Machine Learning Roundup (September 30, 2016)

Machine learning (ML) and deep learning (DL) content from the past 24 hours.

Public Beta for Google Cloud Machine Learning

Google releases Cloud Machine Learning services from private beta to public beta, announces additional customer support plans and a certification program. In VentureBeat, Jordan Novet reports on Google’s brand launch for Google Cloud. Stephanie Condon reports that Google seeks to “democratize” machine learning. Sergar Yegualp writes the story for InfoWorld. Linkapalooza here.

Note to readers: “Linkapalooza” means there are so many *&^% stories on this topic I can’t link them individually. Follow the link and browse them all.

NVIDIA Introduces System-on-Chip for Autonomous Cars

Michael Feldman reports from NVIDIA’s first European GPU Technology Conference in Amsterdam. Highlights: new users of NVIDIA’s DGX-1 “supercomputer in a box”, plus a look at the company’s next-generation Volta GPUs designed to power autonomous cars. Linkapalooza here.

PAIBPS (“Partnership on Artificial Intelligence to Benefit People and Society”)

Amazon, Google, Facebook, IBM and Microsoft form an alliance, just as some feared. The Register’s Kat Hall doesn’t think it sounds at all sinister, notes the absence of Apple and Elon Musk’s OpenAI. Linkapalooza here.

IBM Launches DataWorks, Applauds Self

With its customary hype and hoopla, IBM launches DataWorks, a loose collection of managed services in IBM Cloud with a pretty front end. Since some of those services are Watson APIs, IBM claims some kind of ML breakthrough. Before you get too excited, remember this: IBM acquires and markets software for advanced analytics; never in its history has it ever developed successful software for advanced analytics. If you disagree with that statement, name one example in the comments.

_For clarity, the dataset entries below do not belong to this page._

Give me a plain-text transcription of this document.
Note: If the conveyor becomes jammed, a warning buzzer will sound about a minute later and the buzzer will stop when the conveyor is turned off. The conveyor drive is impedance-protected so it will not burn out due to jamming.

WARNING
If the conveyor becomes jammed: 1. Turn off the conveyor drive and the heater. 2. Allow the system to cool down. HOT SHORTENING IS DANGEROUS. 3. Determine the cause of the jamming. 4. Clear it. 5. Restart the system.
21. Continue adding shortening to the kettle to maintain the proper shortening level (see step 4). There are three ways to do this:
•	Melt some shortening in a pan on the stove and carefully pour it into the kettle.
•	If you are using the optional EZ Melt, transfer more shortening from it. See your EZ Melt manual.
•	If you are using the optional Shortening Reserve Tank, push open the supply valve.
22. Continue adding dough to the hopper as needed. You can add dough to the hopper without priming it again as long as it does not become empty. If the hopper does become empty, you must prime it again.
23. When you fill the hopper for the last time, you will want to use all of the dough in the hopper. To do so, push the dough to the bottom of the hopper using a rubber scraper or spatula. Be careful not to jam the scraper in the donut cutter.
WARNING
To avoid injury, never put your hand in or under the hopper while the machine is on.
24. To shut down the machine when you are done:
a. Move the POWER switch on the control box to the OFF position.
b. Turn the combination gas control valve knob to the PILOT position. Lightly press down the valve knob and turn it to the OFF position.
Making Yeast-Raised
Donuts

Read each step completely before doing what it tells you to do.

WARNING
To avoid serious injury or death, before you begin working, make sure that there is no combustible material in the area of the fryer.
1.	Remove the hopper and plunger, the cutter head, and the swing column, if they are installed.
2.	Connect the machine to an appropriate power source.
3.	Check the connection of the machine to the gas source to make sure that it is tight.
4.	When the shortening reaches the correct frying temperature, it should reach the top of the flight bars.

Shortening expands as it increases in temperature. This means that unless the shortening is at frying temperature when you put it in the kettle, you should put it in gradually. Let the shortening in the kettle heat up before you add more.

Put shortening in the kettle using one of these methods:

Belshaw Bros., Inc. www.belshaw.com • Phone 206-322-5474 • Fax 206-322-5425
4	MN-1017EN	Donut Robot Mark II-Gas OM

Pedro Domingos describes ten myths about machine learning.


Mark Melin thinks there is an AI bubble, and it’s about to burst.  Of course there’s a bubble. The history of finance is the history of bubbles.


Randy Olson, a senior data scientist at the University of Pennsylvania’s Institute for Biomedical Informatics, uses an algorithm called Tree-based Pipeline Optimization Tool (TPOT) to understand variations in genome-wide association studies. In his spare time, he uses ML to plan road trips.


In PCWorld, Agam Shah reports on progress in video recognition technology,

The Johns Hopkins News-Letter interviews Georgetown professor of Neuroscience Maximilian Riesenhuber, who discusses deep learning.


On the Microsoft Health blog, Tom Lawry explains how Microsoft partner KenSci helped Fullerton Health in Singapore identify fraudulent medical claims with ML.

Jonah Comstock describes how weight-loss app Lose It! lets users log foods with their phone’s camera and image recognition technology.

VentureBeat promotes a webcast featuring WildFang, an online retailer that uses ML and AI to improve shopper conversions.

Phillip Tracy describes how a health care provider uses the ThingWorx ML platform to reduce hospital readmissions for patients with ischemic heart disease.

Janet Wagner of ProgrammableWeb describes how Relink, a recruitment technology startup, developed a recommendation engine that matches people to jobs.

DigitalGenius announces a pilot to use AI to support customer service Q&A.

AI beats humans at Doom.


In Data Science Central, Vincent Granville posts 15 deep learning tutorials.

Brian Lee Yung Rowe proposes a simple workflow for deep learning.

Software and Services

Apptus introduces Max, an intelligent agent to manage Quote-to-Cash.


NetSpeed Systems announces the availability of its Gemini 3.0 cache-coherent network-on-chip IP, which is designed to maximize the performance of heterogeneous multicore system-on-chip designs for automotive, mobile and IoT applications. Whew, that’s a mouthful.

In Semiconductor Engineering, Ed Sperling explains progress towards building chips that can learn.


Microsoft launches AI and Research Group. Pedro Hernandez reports.

Techstars has selected the first class of its IOT accelerator, according to a report in TechCrunch.

In Alphr, Ian Betteridge describes NVIDIA’s push to position itself as “the AI computing company.”

NLP Logix launches WiseEye AI, a company that plans to deliver computer vision solutions to the healthcare community. lands $2 million to fund AI for autonomous systems.


There’s a job opening for an actuary in Paris. The posting is in French, so I guess that’s a requirement.

One comment

  • Siegel (TwoSigma) is very worried yes, but about the competition. Algorithms or humans, they can only profit if strategies are not overcrowded. And for a long time pressures have been mounting over the quants in wall street. And I’ll eat my hat if Siegel can show me where in Wall Street can we find the “common sense” that he touts as a sign of intelligence.